Queries try to follow the conventions established by tree-sitter.

Most captures also include documentation as @doc. @definition.function and @definition.method also capture @codeium.parameters.

Python TypeScript JavaScript Go Java C++ PHP
@definition.class
@definition.function 1 N/A
@definition.method 2 1 2
@definition.interface N/A N/A N/A
@definition.namespace N/A N/A N/A N/A
@definition.module N/A N/A N/A N/A N/A
@definition.type N/A N/A N/A
@definition.constant
@definition.enum
@definition.import N/A
@definition.include N/A N/A N/A N/A N/A
@definition.package N/A N/A N/A N/A N/A
@reference.call
@reference.class 3

Want to write a query for a new language? tags.scm and other queries in each language's tree-sitter repository, like tree-sitter-javascript, are a good place to start.

Query predicates

$ ./parse -supported_predicates
#eq?/#not-eq?
    (#eq? <@capture|"literal"> <@capture|"literal">)
    Checks if two values are equal.

#has-parent?/#not-has-parent?
    (#has-parent? @capture node_type...)
    Checks if @capture has a parent node of any of the given types.

#has-type?/#not-has-type?
    (#has-type? @capture node_type...)
    Checks if @capture has a node of any of the given types.

#lineage-from-name!
    (#lineage-from-name! "literal")
    If the name captures scopes, split by "literal" and retain the last element
    as the name. The other elements are appended to the lineage.

#match?/#not-match?
    (#match? @capture "regex")
    Checks if the text for @capture matches the given regular expression.

#select-adjacent!
    (#select-adjacent! @capture @anchor)
    Selects @capture nodes contiguous with @anchor (all starting and ending on
    adjacent lines).

#set!
    (#set! key <@capture|"literal">)
    Store metadata as a side effect of a match.

#strip!
    (#strip! @capture "regex")
    Removes all matching text from all @capture nodes.

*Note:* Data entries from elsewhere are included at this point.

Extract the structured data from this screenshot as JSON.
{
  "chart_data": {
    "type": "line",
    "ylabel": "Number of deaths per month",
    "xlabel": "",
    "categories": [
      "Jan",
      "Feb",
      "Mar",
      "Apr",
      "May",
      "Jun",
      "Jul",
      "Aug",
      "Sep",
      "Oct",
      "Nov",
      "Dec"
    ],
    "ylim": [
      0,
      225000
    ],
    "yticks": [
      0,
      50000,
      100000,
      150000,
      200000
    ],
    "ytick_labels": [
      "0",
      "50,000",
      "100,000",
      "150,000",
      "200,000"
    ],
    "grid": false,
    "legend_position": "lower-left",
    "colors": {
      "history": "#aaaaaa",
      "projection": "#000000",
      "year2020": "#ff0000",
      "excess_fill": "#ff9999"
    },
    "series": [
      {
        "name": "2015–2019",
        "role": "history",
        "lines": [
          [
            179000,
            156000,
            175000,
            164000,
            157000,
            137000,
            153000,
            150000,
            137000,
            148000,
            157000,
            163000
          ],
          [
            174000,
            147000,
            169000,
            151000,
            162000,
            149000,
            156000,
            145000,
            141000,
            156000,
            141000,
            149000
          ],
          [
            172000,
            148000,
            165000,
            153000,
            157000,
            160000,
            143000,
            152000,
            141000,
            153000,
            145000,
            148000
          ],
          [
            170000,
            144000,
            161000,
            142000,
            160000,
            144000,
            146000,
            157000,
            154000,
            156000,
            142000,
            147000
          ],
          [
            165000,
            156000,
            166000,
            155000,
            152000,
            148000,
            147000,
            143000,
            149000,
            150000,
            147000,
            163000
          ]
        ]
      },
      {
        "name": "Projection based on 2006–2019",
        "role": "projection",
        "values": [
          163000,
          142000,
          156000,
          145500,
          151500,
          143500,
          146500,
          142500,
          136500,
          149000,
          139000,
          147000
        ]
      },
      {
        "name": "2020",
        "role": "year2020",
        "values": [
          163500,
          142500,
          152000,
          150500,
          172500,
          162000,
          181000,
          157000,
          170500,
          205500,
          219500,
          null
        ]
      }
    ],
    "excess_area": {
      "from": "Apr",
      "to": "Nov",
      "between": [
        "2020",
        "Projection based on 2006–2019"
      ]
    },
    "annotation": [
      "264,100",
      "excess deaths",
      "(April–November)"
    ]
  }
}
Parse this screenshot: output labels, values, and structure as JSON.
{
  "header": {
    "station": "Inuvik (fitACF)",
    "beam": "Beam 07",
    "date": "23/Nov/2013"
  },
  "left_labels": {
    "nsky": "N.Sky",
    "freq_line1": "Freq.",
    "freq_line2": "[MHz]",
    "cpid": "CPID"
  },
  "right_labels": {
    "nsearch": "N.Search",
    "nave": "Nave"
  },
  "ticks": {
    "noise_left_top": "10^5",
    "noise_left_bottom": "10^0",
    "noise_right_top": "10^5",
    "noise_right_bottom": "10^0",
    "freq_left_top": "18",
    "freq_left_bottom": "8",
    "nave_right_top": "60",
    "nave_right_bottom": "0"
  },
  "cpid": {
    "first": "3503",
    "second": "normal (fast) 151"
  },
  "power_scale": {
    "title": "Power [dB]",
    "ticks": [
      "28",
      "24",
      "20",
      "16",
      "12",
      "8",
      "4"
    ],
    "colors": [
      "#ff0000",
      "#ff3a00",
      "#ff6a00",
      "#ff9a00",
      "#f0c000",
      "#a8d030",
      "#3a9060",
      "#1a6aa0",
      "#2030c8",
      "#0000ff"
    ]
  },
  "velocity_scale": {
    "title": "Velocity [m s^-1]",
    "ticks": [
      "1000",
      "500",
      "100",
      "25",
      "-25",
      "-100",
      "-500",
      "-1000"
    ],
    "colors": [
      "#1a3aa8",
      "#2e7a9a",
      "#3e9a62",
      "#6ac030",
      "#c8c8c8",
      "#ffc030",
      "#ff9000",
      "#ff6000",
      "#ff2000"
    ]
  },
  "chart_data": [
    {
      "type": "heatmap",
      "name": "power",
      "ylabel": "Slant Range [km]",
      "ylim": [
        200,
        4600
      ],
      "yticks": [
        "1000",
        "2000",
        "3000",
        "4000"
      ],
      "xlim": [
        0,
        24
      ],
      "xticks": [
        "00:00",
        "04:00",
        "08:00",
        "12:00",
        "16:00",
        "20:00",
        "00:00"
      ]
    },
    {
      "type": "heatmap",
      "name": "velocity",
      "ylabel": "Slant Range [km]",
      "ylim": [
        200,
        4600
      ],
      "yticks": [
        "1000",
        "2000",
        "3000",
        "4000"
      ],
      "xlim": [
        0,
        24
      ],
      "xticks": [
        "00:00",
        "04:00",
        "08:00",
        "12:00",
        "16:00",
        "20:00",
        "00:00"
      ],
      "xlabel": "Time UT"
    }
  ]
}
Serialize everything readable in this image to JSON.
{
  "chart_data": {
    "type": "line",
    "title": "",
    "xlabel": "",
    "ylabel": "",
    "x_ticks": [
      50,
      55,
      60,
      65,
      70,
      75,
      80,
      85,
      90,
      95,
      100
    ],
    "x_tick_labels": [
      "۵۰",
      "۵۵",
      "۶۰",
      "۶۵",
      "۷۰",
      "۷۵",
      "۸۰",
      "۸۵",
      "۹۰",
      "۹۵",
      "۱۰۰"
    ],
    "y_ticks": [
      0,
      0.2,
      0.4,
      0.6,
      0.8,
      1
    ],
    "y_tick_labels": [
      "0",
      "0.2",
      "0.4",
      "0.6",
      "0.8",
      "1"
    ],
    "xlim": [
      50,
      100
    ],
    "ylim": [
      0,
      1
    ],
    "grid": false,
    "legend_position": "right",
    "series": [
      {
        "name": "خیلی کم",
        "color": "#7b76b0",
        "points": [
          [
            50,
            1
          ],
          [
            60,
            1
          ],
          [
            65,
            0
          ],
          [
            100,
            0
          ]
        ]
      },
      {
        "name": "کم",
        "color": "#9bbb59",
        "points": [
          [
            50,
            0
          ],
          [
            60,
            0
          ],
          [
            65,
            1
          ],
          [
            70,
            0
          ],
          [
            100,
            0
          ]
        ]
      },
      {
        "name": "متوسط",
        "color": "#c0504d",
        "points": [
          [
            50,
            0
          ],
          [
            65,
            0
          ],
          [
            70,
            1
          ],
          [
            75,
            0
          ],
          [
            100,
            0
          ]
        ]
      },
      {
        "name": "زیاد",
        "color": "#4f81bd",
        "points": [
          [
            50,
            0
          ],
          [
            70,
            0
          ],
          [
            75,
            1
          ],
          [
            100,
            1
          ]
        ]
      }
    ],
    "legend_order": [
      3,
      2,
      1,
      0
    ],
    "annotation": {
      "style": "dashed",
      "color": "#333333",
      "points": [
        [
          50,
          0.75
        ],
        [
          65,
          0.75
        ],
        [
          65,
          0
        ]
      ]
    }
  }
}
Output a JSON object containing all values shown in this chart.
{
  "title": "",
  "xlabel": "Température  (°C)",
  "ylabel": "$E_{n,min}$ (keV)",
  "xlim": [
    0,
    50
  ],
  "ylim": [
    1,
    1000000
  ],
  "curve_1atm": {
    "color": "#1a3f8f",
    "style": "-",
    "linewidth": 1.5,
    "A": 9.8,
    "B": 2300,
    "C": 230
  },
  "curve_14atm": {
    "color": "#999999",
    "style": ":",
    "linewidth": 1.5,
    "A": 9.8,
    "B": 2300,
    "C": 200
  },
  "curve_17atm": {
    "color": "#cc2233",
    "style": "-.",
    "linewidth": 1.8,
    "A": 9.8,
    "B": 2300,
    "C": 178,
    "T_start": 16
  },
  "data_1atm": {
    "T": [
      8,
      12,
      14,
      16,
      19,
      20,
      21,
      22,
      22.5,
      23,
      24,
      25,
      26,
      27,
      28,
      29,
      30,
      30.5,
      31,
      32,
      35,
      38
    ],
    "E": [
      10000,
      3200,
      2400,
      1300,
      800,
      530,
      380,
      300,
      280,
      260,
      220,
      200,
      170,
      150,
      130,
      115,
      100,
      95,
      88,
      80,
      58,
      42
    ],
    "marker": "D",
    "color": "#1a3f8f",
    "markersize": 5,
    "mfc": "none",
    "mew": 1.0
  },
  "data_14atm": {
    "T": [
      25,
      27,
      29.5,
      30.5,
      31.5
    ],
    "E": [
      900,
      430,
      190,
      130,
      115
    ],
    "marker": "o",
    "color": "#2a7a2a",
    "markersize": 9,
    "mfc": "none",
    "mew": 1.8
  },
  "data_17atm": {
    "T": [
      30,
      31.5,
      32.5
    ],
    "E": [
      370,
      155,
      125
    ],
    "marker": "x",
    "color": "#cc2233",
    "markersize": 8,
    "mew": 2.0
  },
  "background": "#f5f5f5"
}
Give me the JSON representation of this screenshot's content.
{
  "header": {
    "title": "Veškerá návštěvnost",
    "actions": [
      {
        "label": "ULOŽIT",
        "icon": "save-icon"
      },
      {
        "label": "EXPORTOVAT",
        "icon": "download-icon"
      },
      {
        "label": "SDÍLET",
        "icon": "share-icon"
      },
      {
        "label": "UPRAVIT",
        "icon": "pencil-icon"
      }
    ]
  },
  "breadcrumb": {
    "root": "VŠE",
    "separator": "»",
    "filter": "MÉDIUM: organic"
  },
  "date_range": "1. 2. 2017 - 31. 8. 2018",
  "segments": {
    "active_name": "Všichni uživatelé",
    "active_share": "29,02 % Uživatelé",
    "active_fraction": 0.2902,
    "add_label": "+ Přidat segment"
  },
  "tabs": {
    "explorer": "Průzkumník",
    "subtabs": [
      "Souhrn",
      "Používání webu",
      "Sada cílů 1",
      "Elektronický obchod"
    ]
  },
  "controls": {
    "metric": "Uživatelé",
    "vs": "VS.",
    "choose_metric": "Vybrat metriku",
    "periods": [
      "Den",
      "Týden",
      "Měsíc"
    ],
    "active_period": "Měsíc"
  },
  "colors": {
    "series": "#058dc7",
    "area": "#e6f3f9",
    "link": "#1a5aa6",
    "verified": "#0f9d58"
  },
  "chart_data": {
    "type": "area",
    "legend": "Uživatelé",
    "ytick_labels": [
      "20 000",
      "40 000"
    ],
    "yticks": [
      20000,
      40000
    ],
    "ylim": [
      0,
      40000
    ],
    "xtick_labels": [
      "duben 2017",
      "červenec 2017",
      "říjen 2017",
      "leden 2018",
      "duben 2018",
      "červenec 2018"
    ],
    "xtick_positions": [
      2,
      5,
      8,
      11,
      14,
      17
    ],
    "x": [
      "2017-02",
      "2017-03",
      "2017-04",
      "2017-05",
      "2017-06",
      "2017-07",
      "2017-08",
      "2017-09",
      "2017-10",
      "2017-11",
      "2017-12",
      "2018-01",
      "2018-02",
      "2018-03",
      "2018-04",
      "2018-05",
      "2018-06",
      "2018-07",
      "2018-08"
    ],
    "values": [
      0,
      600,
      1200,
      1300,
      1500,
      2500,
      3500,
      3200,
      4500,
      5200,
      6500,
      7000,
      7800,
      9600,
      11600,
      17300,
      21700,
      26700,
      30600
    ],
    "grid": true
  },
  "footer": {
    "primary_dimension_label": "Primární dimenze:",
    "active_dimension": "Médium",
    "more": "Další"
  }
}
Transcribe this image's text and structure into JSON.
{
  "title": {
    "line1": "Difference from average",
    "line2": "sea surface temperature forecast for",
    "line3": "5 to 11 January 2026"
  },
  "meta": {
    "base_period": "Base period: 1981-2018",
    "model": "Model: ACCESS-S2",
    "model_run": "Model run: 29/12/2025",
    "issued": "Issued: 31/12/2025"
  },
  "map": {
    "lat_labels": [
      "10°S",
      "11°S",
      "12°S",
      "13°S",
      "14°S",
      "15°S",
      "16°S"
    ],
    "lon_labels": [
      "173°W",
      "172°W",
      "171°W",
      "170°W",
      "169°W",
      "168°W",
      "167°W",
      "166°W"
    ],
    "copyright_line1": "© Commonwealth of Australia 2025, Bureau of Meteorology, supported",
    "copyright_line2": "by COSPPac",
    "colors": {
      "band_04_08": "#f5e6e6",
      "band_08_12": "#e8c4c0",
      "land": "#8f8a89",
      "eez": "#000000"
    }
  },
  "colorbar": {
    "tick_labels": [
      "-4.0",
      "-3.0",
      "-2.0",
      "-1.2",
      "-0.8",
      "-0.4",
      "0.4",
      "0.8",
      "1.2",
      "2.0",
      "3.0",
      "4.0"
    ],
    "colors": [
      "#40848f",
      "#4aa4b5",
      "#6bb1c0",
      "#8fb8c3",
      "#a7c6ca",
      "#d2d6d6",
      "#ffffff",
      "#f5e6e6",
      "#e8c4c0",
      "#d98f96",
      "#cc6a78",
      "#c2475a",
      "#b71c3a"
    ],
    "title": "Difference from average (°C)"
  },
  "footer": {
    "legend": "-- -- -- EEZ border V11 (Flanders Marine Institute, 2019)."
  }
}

Need a predicate which hasn't been implemented? File an issue! We try to use predicates from nvim-treesitter.

Grammars

$ ./parse -supported_languages
ada
c
cpp
csharp
css
dart
go
hcl
html
java
javascript
json
kotlin
latex
markdown
ocaml
ocaml_interface
perl
php
protobuf
python
ruby
rust
shell
svelte
swift
toml
tree_sitter_query
tsx
typescript
vue
yaml

Looking for support for another language? File an issue with a link to the repo that contains the grammar.

Contributing

Pull requests are welcome. For non-issue discussions about codeium-parse, join our Discord.

Adding and testing queries

  • You can create new source files with patterns you want to target in test_files/.
  • Look at the syntax tree using ./parse -file test_files/<your file> to get a sense of how to capture the pattern.
  • Learn the query syntax from tree-sitter documentation.
  • Run ./goldens.sh to see what your query captures.

Footnotes

  1. Function and method signatures are captured individually in TypeScript. Therefore, the @doc capture may not exist on all nodes. 2

  2. Currently functions and methods are not distinguished. 2

  3. Function calls and class instantiation are indistinguishable in Python.